FAR 25.801 explains that international treaties and agreements can change how the government evaluates offers submitted by foreign entities and how contracts are performed in foreign countries. In practical terms, this section is a gateway rule: it alerts contracting personnel and contractors that foreign-source offers and overseas performance are not governed by the FAR alone, but also by applicable trade agreements, status-of-forces arrangements, host-nation agreements, and other international commitments. The section does not itself prescribe a detailed evaluation method or performance procedure; instead, it establishes that those external agreements may affect competition, pricing, eligibility, delivery, customs, labor, taxes, access, and other performance conditions. Its purpose is to ensure acquisition personnel look beyond domestic procurement rules when foreign entities or foreign performance locations are involved. For contractors, it means that doing business with the U.S. Government abroad can trigger additional legal and operational requirements that may materially affect cost, schedule, and compliance.

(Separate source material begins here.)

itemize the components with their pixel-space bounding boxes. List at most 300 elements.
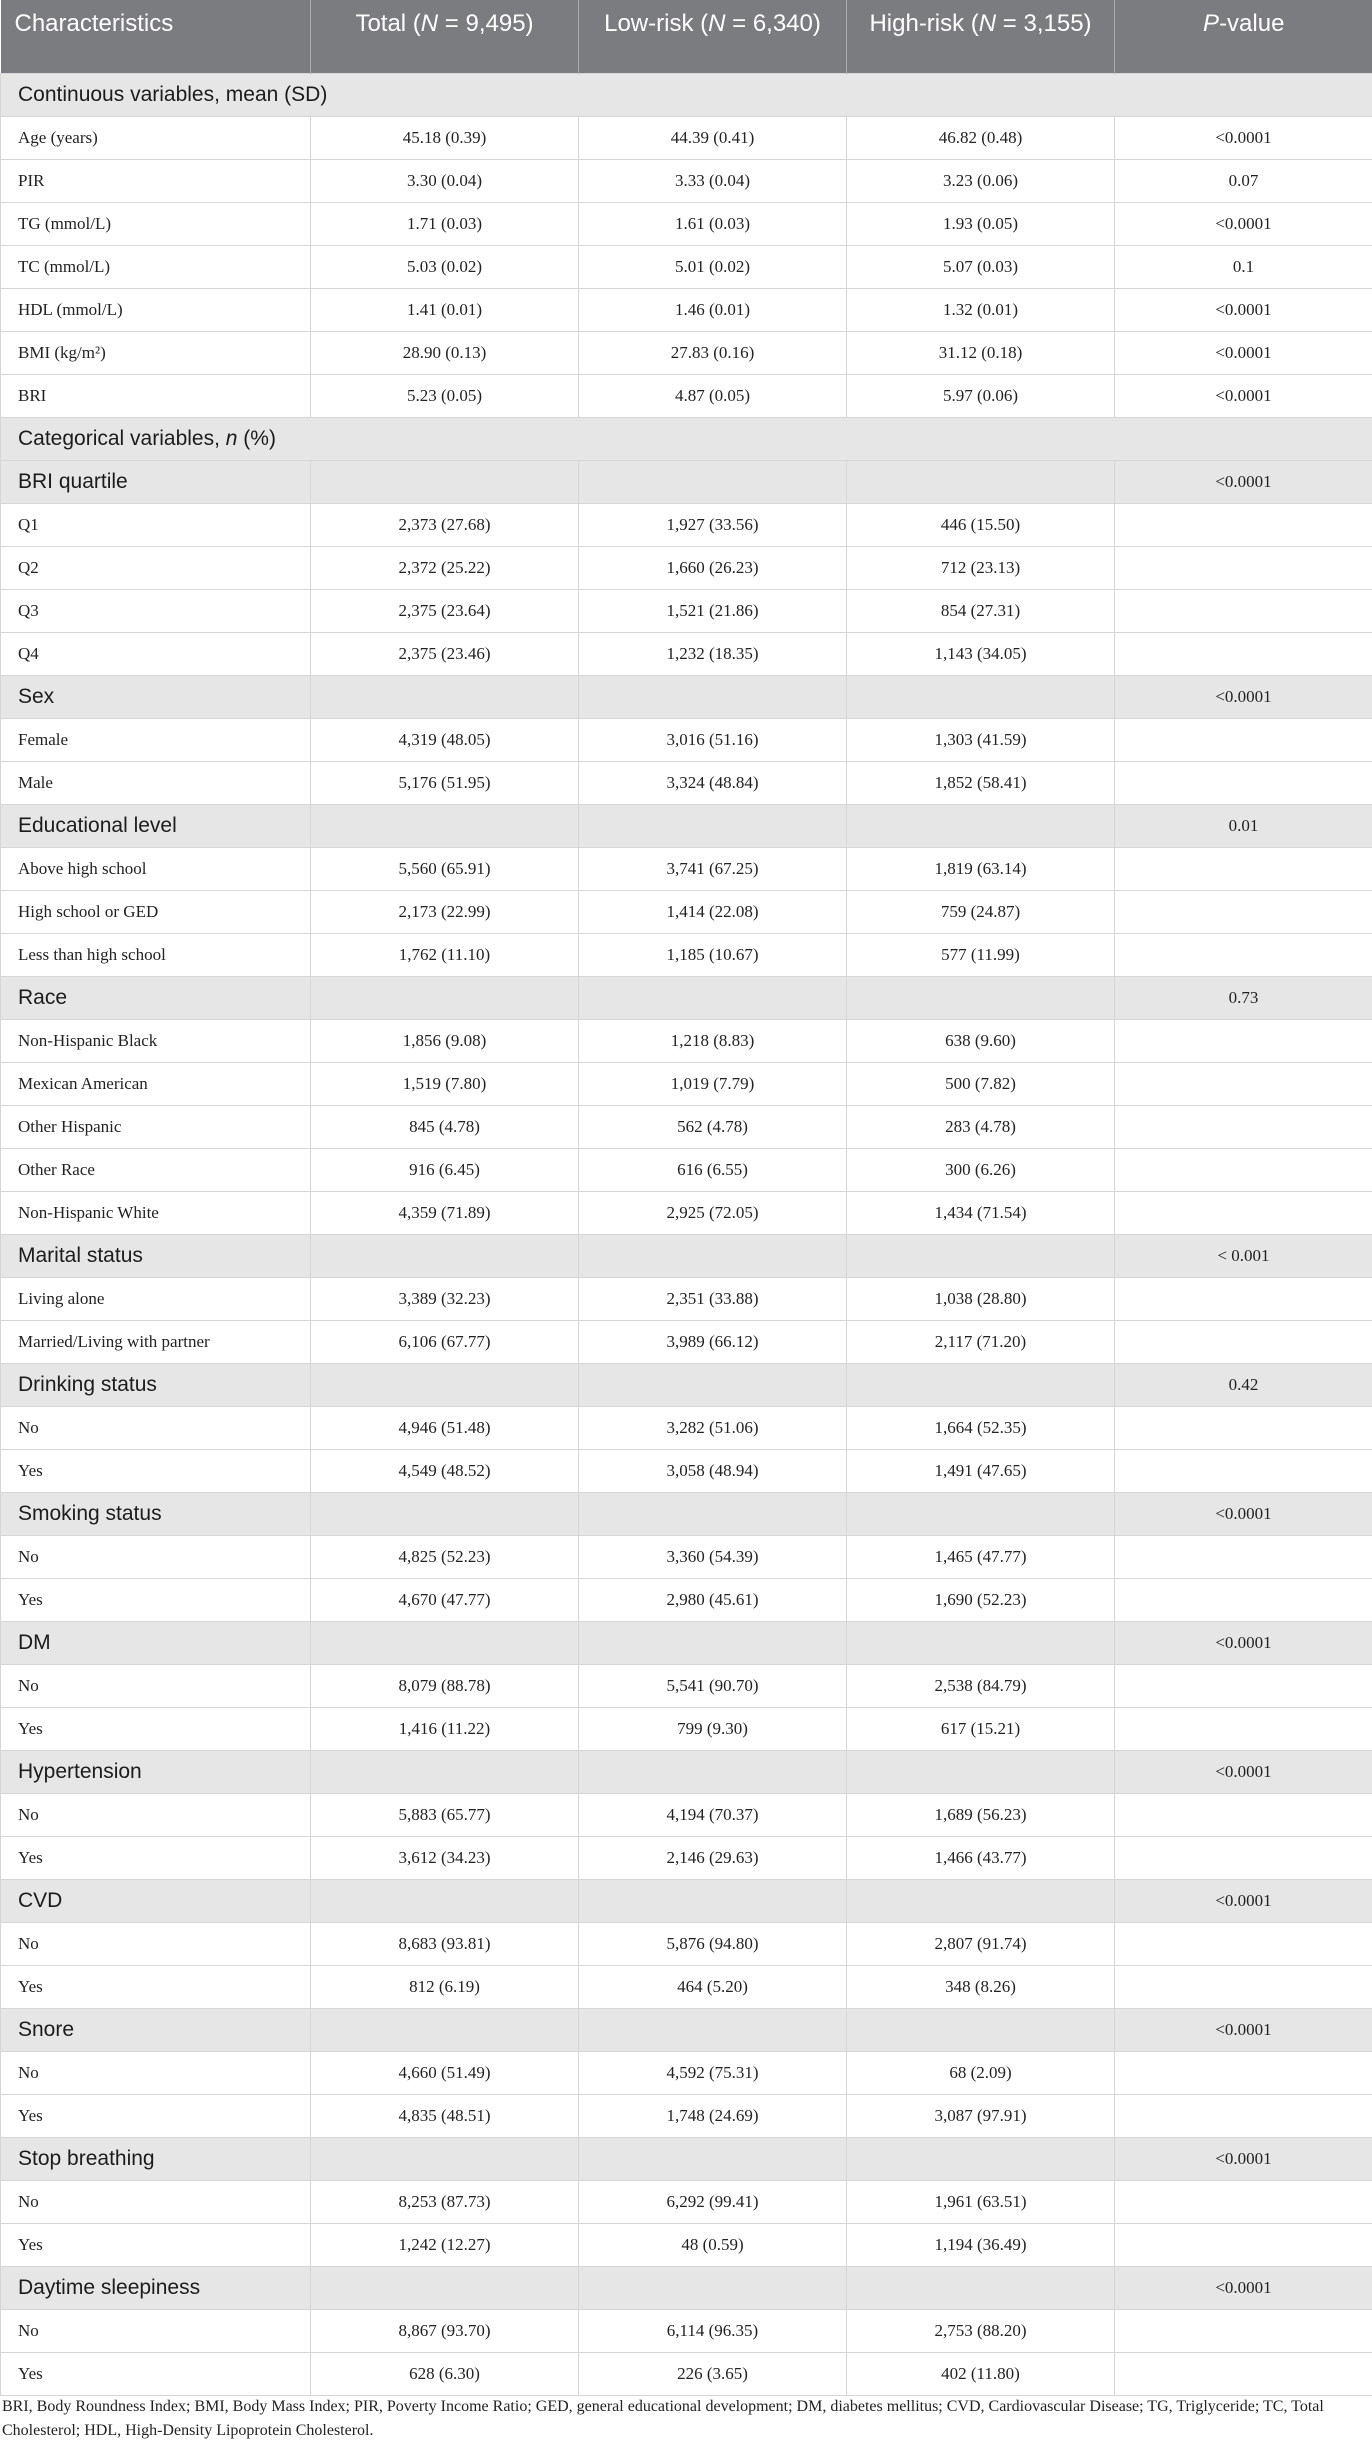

For contracting officers, it means they must identify and account for relevant international obligations early in the acquisition process.
- 25.802
Procedures.
FAR 25.802 explains the procedures contracting officers must follow when buying from foreign sources or placing work overseas, with a special rule for Taiwan-related awards. It covers four main topics: identifying and applying international agreements, doing advance acquisition planning and interagency coordination required by those agreements, locating treaty information published by the Department of State, and routing all awards to Taiwanese firms or organizations through the American Institute of Taiwan (AIT). In practice, this section is a compliance checkpoint for overseas contracting because international agreements can affect competition, source selection, delivery terms, and other acquisition terms. It also reminds contracting officers that treaty and diplomatic considerations are part of acquisition planning, not an afterthought. The Taiwan provision is a specific procedural requirement that changes the normal award path and must be followed exactly. Overall, the section exists to ensure U.S. procurements abroad are consistent with international commitments and foreign policy arrangements.